Pular para o conteúdo
Ciência

Um asteroide descoberto há quase 30 anos vai passar “perto” da Terra neste sábado — e poderá ser observado com telescópios amadores

Um grande asteroide identificado pela primeira vez em 1997 fará uma aproximação relativamente próxima da Terra neste fim de semana. Apesar do tamanho impressionante, cientistas garantem que não há qualquer risco de colisão. O evento, porém, oferece uma rara oportunidade para observadores do céu acompanharem a passagem de um visitante cósmico de centenas de metros de largura.
Por

Tempo de leitura: 3 minutos

O espaço ao redor da Terra está longe de ser vazio. Milhares de asteroides cruzam regularmente o Sistema Solar, e muitos deles são monitorados por agências espaciais para garantir que não representem ameaças ao planeta. Neste sábado, um desses objetos chamará a atenção de astrônomos e entusiastas da observação do céu.

Trata-se do asteroide 1997 NC1, descoberto há quase três décadas e que fará sua maior aproximação da Terra em mais uma passagem cuidadosamente acompanhada pelos sistemas de monitoramento espacial. Embora o objeto seja considerado grande para os padrões astronômicos, especialistas afirmam que não existe qualquer possibilidade de impacto.

Um gigante viajando pelo Sistema Solar

Colisão De Asteroide Com A Lua
© forplayday – Getty Images

Segundo informações divulgadas pela Agência Espacial Europeia (ESA), o 1997 NC1 possui dimensões estimadas entre 750 e 1.650 metros de largura. Algumas análises apontam medidas um pouco menores, mas ainda assim o classificam como um objeto de grande porte.

Para efeito de comparação, mesmo as estimativas mais conservadoras indicam um corpo espacial com centenas de metros de diâmetro, muito maior do que os pequenos fragmentos que ocasionalmente entram na atmosfera terrestre e se desintegram antes de atingir o solo.

Por causa dessas dimensões, o asteroide integra a lista de objetos monitorados regularmente pelas agências espaciais internacionais, que acompanham suas órbitas para identificar possíveis aproximações futuras.

Nenhum risco de colisão com a Terra

Apesar das manchetes chamativas que costumam acompanhar eventos desse tipo, a ESA foi categórica ao afirmar que o risco de impacto é zero.

O ponto de maior aproximação ocorrerá a aproximadamente 2,56 milhões de quilômetros da Terra.
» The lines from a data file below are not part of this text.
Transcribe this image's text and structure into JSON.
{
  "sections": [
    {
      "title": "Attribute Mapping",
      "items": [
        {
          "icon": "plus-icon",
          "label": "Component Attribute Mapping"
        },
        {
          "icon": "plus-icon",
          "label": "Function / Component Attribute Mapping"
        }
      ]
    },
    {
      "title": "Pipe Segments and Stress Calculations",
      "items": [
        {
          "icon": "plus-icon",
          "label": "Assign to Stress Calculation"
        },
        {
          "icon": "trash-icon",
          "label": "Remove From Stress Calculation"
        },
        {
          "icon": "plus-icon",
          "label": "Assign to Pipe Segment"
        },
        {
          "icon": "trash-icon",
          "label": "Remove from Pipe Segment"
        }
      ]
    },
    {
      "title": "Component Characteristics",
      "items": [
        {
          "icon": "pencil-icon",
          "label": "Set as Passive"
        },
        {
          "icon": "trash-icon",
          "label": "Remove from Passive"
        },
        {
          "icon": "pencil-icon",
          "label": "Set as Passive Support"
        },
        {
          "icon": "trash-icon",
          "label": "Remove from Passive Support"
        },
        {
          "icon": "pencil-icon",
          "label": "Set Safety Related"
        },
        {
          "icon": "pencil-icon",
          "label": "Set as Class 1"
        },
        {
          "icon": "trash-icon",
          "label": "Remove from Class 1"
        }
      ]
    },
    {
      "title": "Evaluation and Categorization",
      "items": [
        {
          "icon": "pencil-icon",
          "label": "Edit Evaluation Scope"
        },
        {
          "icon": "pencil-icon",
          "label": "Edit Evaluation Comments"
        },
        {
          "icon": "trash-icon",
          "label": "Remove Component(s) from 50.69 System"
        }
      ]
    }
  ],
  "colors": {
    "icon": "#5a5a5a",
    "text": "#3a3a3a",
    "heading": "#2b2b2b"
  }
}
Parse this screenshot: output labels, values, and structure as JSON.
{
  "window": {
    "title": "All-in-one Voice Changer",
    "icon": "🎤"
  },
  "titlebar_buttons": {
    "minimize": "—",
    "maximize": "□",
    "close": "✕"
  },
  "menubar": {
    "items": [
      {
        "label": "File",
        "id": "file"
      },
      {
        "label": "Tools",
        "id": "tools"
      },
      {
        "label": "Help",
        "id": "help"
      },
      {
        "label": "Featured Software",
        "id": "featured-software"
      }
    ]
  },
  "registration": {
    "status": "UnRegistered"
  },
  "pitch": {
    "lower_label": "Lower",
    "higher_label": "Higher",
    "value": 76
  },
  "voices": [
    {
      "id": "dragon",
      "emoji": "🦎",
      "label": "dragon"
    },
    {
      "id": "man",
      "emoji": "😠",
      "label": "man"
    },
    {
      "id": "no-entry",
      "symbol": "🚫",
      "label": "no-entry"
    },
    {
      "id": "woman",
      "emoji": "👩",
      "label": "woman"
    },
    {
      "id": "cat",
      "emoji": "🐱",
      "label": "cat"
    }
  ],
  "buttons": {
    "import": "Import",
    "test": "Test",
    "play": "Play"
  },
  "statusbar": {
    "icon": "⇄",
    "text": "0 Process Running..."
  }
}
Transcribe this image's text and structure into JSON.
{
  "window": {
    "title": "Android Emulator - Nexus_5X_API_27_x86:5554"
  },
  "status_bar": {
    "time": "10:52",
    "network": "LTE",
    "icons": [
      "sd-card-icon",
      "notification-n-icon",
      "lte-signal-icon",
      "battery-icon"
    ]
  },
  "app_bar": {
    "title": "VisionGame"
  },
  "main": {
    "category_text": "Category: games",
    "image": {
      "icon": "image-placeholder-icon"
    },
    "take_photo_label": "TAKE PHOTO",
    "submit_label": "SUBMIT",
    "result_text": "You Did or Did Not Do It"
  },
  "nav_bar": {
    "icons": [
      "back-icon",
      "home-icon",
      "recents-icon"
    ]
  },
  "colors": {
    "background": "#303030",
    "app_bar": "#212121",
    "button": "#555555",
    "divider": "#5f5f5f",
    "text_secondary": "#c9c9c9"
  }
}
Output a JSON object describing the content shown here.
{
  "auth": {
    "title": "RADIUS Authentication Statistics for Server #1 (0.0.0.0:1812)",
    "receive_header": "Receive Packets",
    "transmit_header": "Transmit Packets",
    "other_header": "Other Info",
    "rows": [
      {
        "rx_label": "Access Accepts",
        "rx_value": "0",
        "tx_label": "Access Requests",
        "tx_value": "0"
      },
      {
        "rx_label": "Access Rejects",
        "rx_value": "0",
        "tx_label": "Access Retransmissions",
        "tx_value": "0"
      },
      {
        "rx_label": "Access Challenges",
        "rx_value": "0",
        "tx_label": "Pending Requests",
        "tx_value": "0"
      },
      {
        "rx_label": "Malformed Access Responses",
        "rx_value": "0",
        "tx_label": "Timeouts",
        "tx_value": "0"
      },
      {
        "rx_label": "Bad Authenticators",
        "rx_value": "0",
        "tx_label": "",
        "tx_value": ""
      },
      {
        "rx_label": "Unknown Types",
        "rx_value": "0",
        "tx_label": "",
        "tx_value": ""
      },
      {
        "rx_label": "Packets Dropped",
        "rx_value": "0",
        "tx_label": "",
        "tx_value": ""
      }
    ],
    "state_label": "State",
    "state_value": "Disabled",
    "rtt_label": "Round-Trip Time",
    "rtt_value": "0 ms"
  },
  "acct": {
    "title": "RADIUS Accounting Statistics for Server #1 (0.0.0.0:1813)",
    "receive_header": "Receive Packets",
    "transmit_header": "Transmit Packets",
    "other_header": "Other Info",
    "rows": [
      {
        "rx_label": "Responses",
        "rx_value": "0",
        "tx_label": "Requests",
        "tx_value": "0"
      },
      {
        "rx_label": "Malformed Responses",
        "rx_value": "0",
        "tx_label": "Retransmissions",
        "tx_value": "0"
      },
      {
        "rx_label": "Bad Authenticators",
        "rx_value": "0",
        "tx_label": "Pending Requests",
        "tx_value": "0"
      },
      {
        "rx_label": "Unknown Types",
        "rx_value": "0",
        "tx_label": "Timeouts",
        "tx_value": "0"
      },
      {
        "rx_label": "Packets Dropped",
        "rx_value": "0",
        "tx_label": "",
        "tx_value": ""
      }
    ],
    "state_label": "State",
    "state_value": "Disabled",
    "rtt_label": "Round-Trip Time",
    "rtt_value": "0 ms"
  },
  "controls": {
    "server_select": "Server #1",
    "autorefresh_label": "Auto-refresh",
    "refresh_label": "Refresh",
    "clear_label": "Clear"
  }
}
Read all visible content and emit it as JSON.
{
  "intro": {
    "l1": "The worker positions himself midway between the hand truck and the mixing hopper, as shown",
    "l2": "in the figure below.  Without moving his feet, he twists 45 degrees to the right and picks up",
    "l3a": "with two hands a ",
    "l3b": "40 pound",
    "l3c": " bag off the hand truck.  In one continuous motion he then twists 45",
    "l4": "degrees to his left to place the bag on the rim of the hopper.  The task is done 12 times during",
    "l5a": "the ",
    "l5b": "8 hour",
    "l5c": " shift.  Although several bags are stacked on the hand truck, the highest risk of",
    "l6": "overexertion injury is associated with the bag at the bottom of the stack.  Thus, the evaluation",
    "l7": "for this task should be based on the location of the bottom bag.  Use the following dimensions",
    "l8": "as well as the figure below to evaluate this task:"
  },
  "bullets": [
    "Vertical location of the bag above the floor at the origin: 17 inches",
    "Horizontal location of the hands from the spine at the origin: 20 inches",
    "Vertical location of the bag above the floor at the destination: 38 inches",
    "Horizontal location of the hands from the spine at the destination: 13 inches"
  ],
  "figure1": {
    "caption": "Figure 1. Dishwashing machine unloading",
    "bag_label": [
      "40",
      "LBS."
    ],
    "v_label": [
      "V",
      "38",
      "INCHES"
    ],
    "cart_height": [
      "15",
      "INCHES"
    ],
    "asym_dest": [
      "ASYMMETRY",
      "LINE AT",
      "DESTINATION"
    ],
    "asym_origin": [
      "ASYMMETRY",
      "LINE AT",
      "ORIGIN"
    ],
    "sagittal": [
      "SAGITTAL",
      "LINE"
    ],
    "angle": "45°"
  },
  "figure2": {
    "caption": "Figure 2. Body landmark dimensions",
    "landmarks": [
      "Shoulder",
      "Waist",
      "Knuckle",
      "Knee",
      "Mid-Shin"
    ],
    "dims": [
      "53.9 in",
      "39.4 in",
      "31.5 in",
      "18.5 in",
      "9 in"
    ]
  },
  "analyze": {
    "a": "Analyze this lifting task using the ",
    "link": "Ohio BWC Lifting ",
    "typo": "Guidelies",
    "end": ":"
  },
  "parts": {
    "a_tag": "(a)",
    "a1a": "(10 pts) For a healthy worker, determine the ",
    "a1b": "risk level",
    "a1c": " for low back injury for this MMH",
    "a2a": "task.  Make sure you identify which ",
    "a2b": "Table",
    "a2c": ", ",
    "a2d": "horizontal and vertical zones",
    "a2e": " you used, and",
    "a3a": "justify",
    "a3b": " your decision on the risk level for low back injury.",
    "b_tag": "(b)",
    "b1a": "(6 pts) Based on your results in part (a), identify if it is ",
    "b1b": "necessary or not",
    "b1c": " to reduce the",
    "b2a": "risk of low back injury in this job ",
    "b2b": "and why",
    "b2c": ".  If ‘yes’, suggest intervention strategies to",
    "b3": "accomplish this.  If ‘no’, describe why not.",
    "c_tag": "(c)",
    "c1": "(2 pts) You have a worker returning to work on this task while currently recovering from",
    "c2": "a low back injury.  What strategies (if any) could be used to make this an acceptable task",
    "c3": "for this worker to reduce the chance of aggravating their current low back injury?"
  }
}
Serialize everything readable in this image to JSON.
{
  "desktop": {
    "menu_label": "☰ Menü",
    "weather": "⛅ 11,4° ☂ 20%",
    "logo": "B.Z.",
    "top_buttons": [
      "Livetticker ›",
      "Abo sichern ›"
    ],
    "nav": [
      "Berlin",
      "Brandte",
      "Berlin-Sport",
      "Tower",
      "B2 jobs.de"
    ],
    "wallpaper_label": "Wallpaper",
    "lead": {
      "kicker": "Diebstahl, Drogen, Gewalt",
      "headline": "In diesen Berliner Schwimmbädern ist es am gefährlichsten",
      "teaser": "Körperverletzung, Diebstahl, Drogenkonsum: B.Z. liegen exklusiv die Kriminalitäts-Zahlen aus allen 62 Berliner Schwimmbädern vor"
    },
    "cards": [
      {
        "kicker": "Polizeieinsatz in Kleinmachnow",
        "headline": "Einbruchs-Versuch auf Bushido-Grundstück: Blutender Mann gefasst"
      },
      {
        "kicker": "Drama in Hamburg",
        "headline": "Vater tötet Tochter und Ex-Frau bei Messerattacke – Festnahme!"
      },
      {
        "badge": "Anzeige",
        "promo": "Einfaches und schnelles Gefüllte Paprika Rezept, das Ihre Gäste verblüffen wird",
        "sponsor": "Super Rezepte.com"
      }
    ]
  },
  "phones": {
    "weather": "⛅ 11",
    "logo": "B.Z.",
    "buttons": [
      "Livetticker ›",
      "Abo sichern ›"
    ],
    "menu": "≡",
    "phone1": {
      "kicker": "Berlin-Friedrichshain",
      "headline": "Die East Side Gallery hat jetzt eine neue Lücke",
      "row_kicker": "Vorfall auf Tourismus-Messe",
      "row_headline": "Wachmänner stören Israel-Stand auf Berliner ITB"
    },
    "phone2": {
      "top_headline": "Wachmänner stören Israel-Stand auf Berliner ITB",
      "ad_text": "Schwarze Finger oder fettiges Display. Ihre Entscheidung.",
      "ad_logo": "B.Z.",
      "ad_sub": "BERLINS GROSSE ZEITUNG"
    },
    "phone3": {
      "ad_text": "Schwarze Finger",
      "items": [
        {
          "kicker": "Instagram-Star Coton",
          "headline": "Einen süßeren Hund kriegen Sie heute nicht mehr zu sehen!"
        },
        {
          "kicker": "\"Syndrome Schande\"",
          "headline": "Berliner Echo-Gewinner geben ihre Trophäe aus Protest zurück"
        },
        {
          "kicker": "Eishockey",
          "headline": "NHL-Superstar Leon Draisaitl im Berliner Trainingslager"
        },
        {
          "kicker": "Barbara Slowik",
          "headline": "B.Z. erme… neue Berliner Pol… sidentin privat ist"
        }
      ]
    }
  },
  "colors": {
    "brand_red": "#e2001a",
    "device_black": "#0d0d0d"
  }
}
Embora esse valor possa parecer pequeno em escala astronômica, ele corresponde a cerca de 6,6 vezes a distância média entre a Terra e a Lua.

Em outras palavras, o asteroide passará longe do planeta e seguirá sua trajetória natural ao redor do Sol sem qualquer possibilidade de colisão.

O momento de máxima aproximação está previsto para as 13h14 no horário da Europa Central do sábado, 27 de junho. Durante esse período, o objeto viajará a uma velocidade próxima de 8,9 quilômetros por segundo, o equivalente a mais de 32 mil quilômetros por hora.

Uma oportunidade para observar o visitante cósmico

A passagem do 1997 NC1 também desperta interesse porque poderá ser acompanhada por observadores amadores.

De acordo com a ESA, pequenos telescópios já serão suficientes para localizar o asteroide no céu. Em condições ideais, binóculos de grande alcance também podem ajudar na observação.

As melhores oportunidades devem ocorrer em regiões do Hemisfério Norte com céu limpo e baixa poluição luminosa. Ainda assim, os especialistas alertam que a luminosidade da Lua poderá dificultar a visualização justamente durante o momento de maior aproximação.

Mesmo com essa limitação, a passagem representa uma chance interessante para acompanhar um objeto que normalmente permaneceria invisível para a maioria das pessoas.

Por que os cientistas monitoram esses objetos?

Asteroide
© Javier Miranda-Unsplash

O monitoramento constante de asteroides faz parte das estratégias globais de defesa planetária. Atualmente, observatórios espalhados pelo mundo acompanham milhares de objetos próximos da Terra para calcular suas órbitas com precisão.

Embora impactos de grandes asteroides sejam eventos extremamente raros, conhecer antecipadamente a trajetória desses corpos permite identificar qualquer alteração orbital com décadas de antecedência.

A boa notícia é que o 1997 NC1 está longe de representar uma ameaça. Sua passagem será apenas mais um lembrete de que a Terra compartilha sua vizinhança cósmica com inúmeros visitantes espaciais.

Para astrônomos, trata-se de mais uma oportunidade de estudar um objeto antigo do Sistema Solar. Para o público, é a chance de olhar para o céu e acompanhar de perto a passagem de uma rocha espacial que viaja pelo espaço há bilhões de anos.